On 11 December, the NRA group visited the Orsis headquarters, where they met with Nikolaeva and other executives, as shown in video footage posted online by the company in 2016, which was first reported by Mother Jones. Several major NRA donors were also part of the delegation.

The NRA group, which also included David Clarke, then the sheriff of Milwaukee county and later a prominent campaign surrogate for Donald Trump, enjoyed meals and meetings with influential Russians including Dmitry Rogozin, the deputy prime minister. Rogozin’s son was previously an executive at Orsis. Clarke posted a photograph of himself holding an Orsis rifle to his Twitter account.

Nikolaev’s son, Andrey, is studying at Columbia University in New York. Andrey was quoted in an article about far-right speakers on campus that was published last year by a student journalist, and identified as a member of the Columbia University College Republicans. But his name was removed from the article following the identification of his father as a supporter of Butina.

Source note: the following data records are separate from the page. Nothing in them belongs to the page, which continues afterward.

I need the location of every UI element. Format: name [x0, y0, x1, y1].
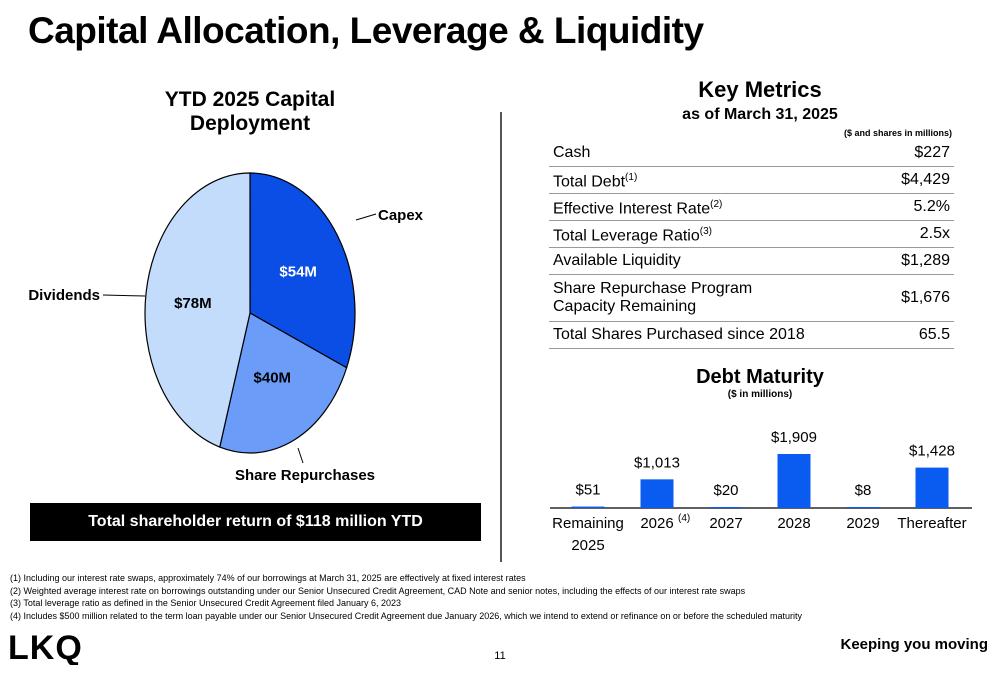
footnote-ref: (2): [710, 198, 723, 210]
shareholder-return-banner: Total shareholder return of $118 million…: [30, 503, 481, 541]
bar-data-label: $8: [855, 482, 872, 499]
x-tick-label: 2025: [571, 537, 604, 554]
metric-row: Total Shares Purchased since 2018 65.5: [549, 322, 954, 349]
key-metrics-date: as of March 31, 2025: [682, 106, 838, 123]
metric-row: Total Debt(1) $4,429: [549, 167, 954, 194]
metric-label: Total Shares Purchased since 2018: [553, 326, 805, 343]
x-tick-label: 2026: [640, 515, 673, 532]
debt-bar: [571, 506, 605, 508]
pie-category-label: Share Repurchases: [235, 467, 375, 484]
pie-category-label: Dividends: [28, 287, 100, 304]
page-title: Capital Allocation, Leverage & Liquidity: [28, 10, 704, 51]
pie-category-label: Capex: [378, 207, 424, 224]
page-number: 11: [494, 650, 506, 662]
bar-data-label: $51: [575, 482, 600, 499]
footnote-item: (2) Weighted average interest rate on bo…: [10, 585, 746, 596]
metric-value: $1,676: [901, 289, 950, 306]
metric-row: Share Repurchase Program Capacity Remain…: [549, 275, 954, 322]
pie-leader-line: [102, 294, 146, 297]
debt-maturity-title: Debt Maturity: [696, 366, 824, 388]
debt-bar: [709, 507, 743, 508]
key-metrics-title: Key Metrics: [698, 77, 822, 102]
footnotes: (1) Including our interest rate swaps, a…: [10, 572, 802, 622]
metric-label: Effective Interest Rate(2): [553, 198, 723, 218]
bar-data-label: $1,909: [771, 429, 817, 446]
metric-value: 2.5x: [919, 225, 950, 242]
metric-row: Available Liquidity $1,289: [549, 248, 954, 275]
metric-value: $4,429: [901, 171, 950, 188]
pie-value-label: $40M: [254, 369, 292, 386]
metric-row: Cash $227: [549, 140, 954, 167]
metric-value: 65.5: [918, 326, 950, 343]
x-tick-label: 2027: [709, 515, 742, 532]
pie-slice-share-repurchases: [219, 312, 348, 454]
key-metrics-table: Cash $227 Total Debt(1) $4,429 Effective Int…: [549, 140, 954, 349]
bar-data-label: $20: [713, 482, 738, 499]
metric-label: Cash: [553, 144, 591, 161]
debt-bar: [846, 507, 880, 508]
footnote-item: (4) Includes $500 million related to the…: [10, 610, 802, 621]
pie-slice-capex: [249, 172, 356, 369]
lkq-logo: LKQ: [8, 629, 83, 665]
debt-bar: [777, 454, 811, 508]
footnote-item: (3) Total leverage ratio as defined in t…: [10, 598, 402, 608]
x-tick-label: Thereafter: [897, 515, 966, 532]
metric-label: Available Liquidity: [553, 252, 681, 269]
metric-row: Total Leverage Ratio(3) 2.5x: [549, 221, 954, 248]
metric-label: Total Leverage Ratio(3): [553, 225, 712, 245]
debt-maturity-chart: $51 Remaining 2025 $1,013 2026 (4) $20 2027 $1,9…: [550, 429, 972, 554]
footnote-ref: (3): [699, 225, 712, 237]
footnote-ref: (4): [678, 513, 690, 524]
debt-maturity-subtitle: ($ in millions): [727, 389, 793, 400]
footnote-item: (1) Including our interest rate swaps, a…: [10, 573, 526, 583]
metric-label: Share Repurchase Program Capacity Remain…: [553, 280, 753, 315]
debt-bar: [915, 467, 949, 508]
pie-chart: $54M $40M $78M Capex Share Repurchases Divide…: [28, 172, 424, 484]
key-metrics-units: ($ and shares in millions): [843, 128, 952, 138]
metric-value: $227: [914, 144, 950, 161]
metric-value: $1,289: [901, 252, 950, 269]
pie-value-label: $78M: [174, 295, 212, 312]
pie-value-label: $54M: [279, 264, 317, 281]
pie-slice-dividends: [144, 172, 251, 448]
metric-label: Total Debt(1): [553, 171, 638, 191]
metric-row: Effective Interest Rate(2) 5.2%: [549, 194, 954, 221]
x-tick-label: 2028: [777, 515, 810, 532]
x-tick-label: 2029: [846, 515, 879, 532]
logo-text: LKQ: [8, 629, 83, 665]
footnote-ref: (1): [625, 171, 638, 183]
debt-bar: [640, 479, 674, 508]
bar-data-label: $1,428: [909, 443, 955, 460]
x-tick-label: Remaining: [552, 515, 624, 532]
pie-chart-title: YTD 2025 Capital Deployment: [164, 88, 336, 135]
tagline: Keeping you moving: [840, 636, 988, 653]
section-divider: [500, 112, 502, 562]
pie-leader-line: [355, 213, 377, 221]
metric-value: 5.2%: [913, 198, 950, 215]
bar-data-label: $1,013: [634, 454, 680, 471]
pie-leader-line: [297, 447, 304, 464]
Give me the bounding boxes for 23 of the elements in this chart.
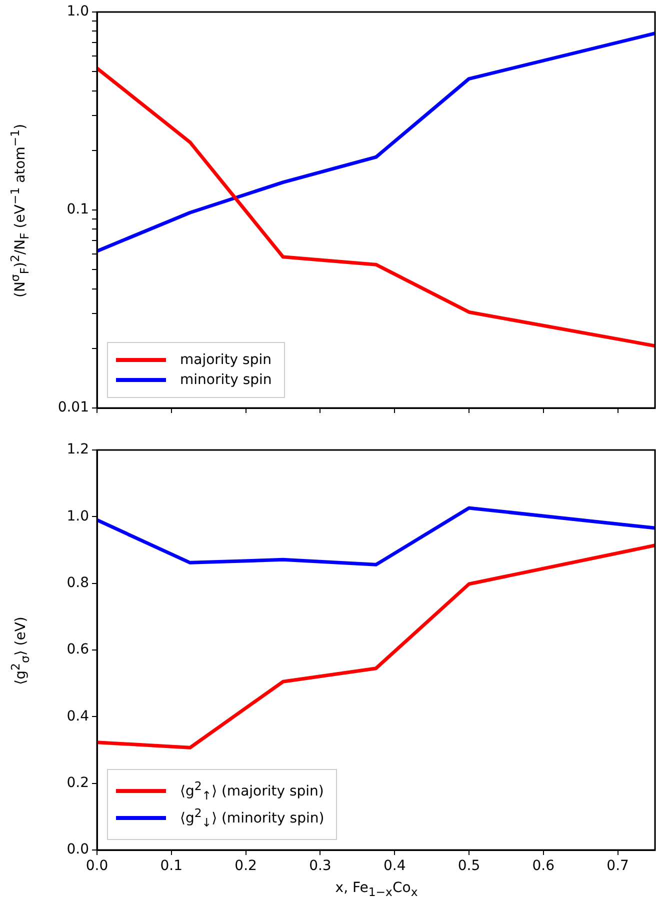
x-tick-label: 0.1: [160, 858, 183, 874]
x-tick-label: 0.3: [309, 858, 332, 874]
y-tick-label: 0.1: [66, 202, 89, 218]
y-tick-label: 0.0: [66, 842, 89, 858]
y-tick-label: 0.4: [66, 708, 90, 724]
y-tick-label: 0.01: [58, 400, 89, 416]
x-axis-title: x, Fe$_{1−x}$Co$_{x}$: [334, 880, 419, 899]
legend-label: minority spin: [180, 372, 272, 388]
legend-label: ⟨g$^{2}$$_{↑}$⟩ (majority spin): [180, 779, 324, 802]
x-tick-label: 0.6: [532, 858, 555, 874]
x-tick-label: 0.2: [234, 858, 257, 874]
legend-label: ⟨g$^{2}$$_{↓}$⟩ (minority spin): [180, 806, 324, 830]
legend-label: majority spin: [180, 352, 272, 368]
y-tick-label: 0.2: [66, 774, 89, 791]
y-tick-label: 0.6: [66, 642, 90, 658]
x-tick-label: 0.4: [383, 858, 406, 874]
y-tick-label: 0.8: [66, 574, 89, 591]
y-tick-label: 1.2: [66, 442, 89, 458]
x-tick-label: 0.7: [606, 858, 629, 874]
y-tick-label: 1.0: [66, 4, 89, 20]
x-tick-label: 0.5: [458, 858, 480, 874]
x-tick-label: 0.0: [86, 858, 108, 874]
y-tick-label: 1.0: [66, 508, 89, 524]
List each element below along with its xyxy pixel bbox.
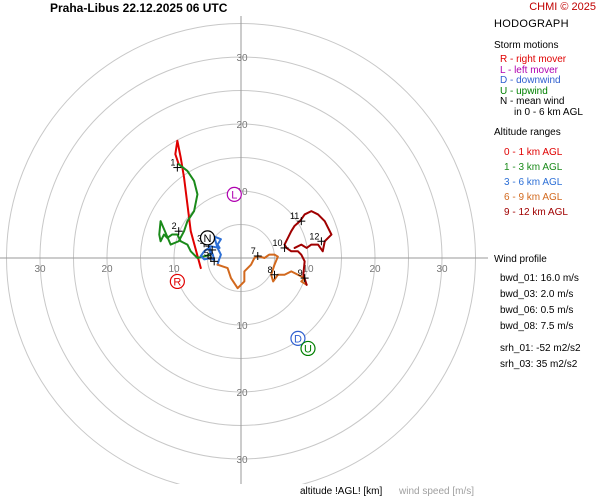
height-mark-label: 2 [172, 221, 177, 231]
storm-motion-label: L [231, 189, 237, 201]
storm-item-r: R - right mover [500, 54, 567, 65]
axis-tick-label: 20 [369, 264, 381, 275]
storm-motion-label: U [304, 343, 312, 355]
axis-tick-label: 30 [34, 264, 46, 275]
bwd-06: bwd_06: 0.5 m/s [500, 305, 574, 316]
height-mark-label: 1 [170, 158, 175, 168]
alt-item-0-1: 0 - 1 km AGL [504, 147, 563, 158]
storm-motion-label: N [204, 233, 212, 245]
storm-motion-marker [226, 186, 242, 202]
height-mark-label: 3 [197, 233, 202, 243]
axis-tick-label: 30 [236, 455, 248, 466]
storm-motion-marker [290, 330, 306, 346]
wind-profile-section: Wind profile bwd_01: 16.0 m/s bwd_03: 2.… [494, 254, 600, 373]
hodograph-segment-2 [199, 235, 222, 266]
panel-title: HODOGRAPH [494, 18, 569, 30]
storm-item-n-sub: in 0 - 6 km AGL [514, 106, 583, 118]
height-mark-label: 9 [298, 268, 303, 278]
wind-profile-title: Wind profile [494, 254, 547, 265]
height-mark-label: 5 [204, 248, 209, 258]
storm-motion-label: D [294, 333, 302, 345]
storm-item-n: N - mean wind in 0 - 6 km AGL [494, 96, 600, 118]
height-mark-label: 7 [251, 246, 256, 256]
alt-item-3-6: 3 - 6 km AGL [504, 177, 563, 188]
wind-speed-label: wind speed [m/s] [399, 486, 475, 497]
height-mark-label: 12 [309, 231, 319, 241]
header: Praha-Libus 22.12.2025 06 UTC CHMI © 202… [0, 0, 600, 16]
axis-tick-label: 20 [236, 388, 248, 399]
axis-tick-label: 20 [101, 264, 113, 275]
axis-tick-label: 10 [302, 264, 314, 275]
axis-tick-label: 10 [236, 187, 248, 198]
altitude-axis-label: altitude !AGL! [km] [300, 486, 383, 497]
hodograph-segment-0 [174, 139, 202, 270]
alt-item-1-3: 1 - 3 km AGL [504, 162, 563, 173]
storm-motion-label: R [173, 276, 181, 288]
altitude-title: Altitude ranges [494, 127, 561, 138]
axis-tick-label: 30 [236, 53, 248, 64]
srh-01: srh_01: -52 m2/s2 [500, 343, 581, 354]
copyright: CHMI © 2025 [529, 1, 596, 13]
height-mark-label: 10 [273, 238, 283, 248]
axis-tick-label: 10 [236, 321, 248, 332]
axis-tick-label: 10 [168, 264, 180, 275]
altitude-section: Altitude ranges 0 - 1 km AGL 1 - 3 km AG… [494, 127, 600, 220]
hodograph-segment-3 [216, 253, 308, 290]
axis-tick-label: 30 [436, 264, 448, 275]
srh-03: srh_03: 35 m2/s2 [500, 359, 578, 370]
storm-motions-title: Storm motions [494, 40, 559, 51]
bwd-08: bwd_08: 7.5 m/s [500, 321, 574, 332]
bwd-01: bwd_01: 16.0 m/s [500, 273, 579, 284]
storm-item-l: L - left mover [500, 64, 558, 76]
grid-group: 10 10 10 10 20 20 20 20 30 30 30 30 [0, 16, 488, 484]
hodograph-segment-4 [283, 210, 333, 286]
height-mark-label: 11 [290, 211, 299, 221]
storm-motion-marker [169, 273, 185, 290]
legend-panel: HODOGRAPH Storm motions R - right mover … [494, 18, 600, 373]
hodograph-segment-1 [158, 163, 212, 259]
alt-item-6-9: 6 - 9 km AGL [504, 192, 563, 203]
axis-tick-label: 20 [236, 120, 248, 131]
storm-item-d: D - downwind [500, 75, 561, 86]
height-mark-label: 8 [267, 265, 272, 275]
storm-motion-marker [199, 230, 216, 246]
storm-motion-marker [300, 340, 316, 357]
bwd-03: bwd_03: 2.0 m/s [500, 289, 574, 300]
storm-motions-section: Storm motions R - right mover L - left m… [494, 40, 600, 118]
station-title: Praha-Libus 22.12.2025 06 UTC [50, 1, 228, 15]
alt-item-9-12: 9 - 12 km AGL [504, 207, 568, 218]
height-mark-label: 6 [207, 251, 212, 261]
storm-item-u: U - upwind [500, 85, 548, 97]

Konstantin Nikolaev also has American business interests. He is a director on the board of American Ethane, a Texas-based energy company that recently signed $26bn dollar export deal with China. The agreement, signed as part of Trump’s official visit to Beijing last year, was championed by the president.

The Guardian disclosed earlier this month that a former chief of staff to Putin had a previously unreported investment in American Ethane. The former Putin aide, Alexander Voloshin, is part of a consortium of Russian investors in the firm that also previously included the London-based oligarch Roman Abramovich.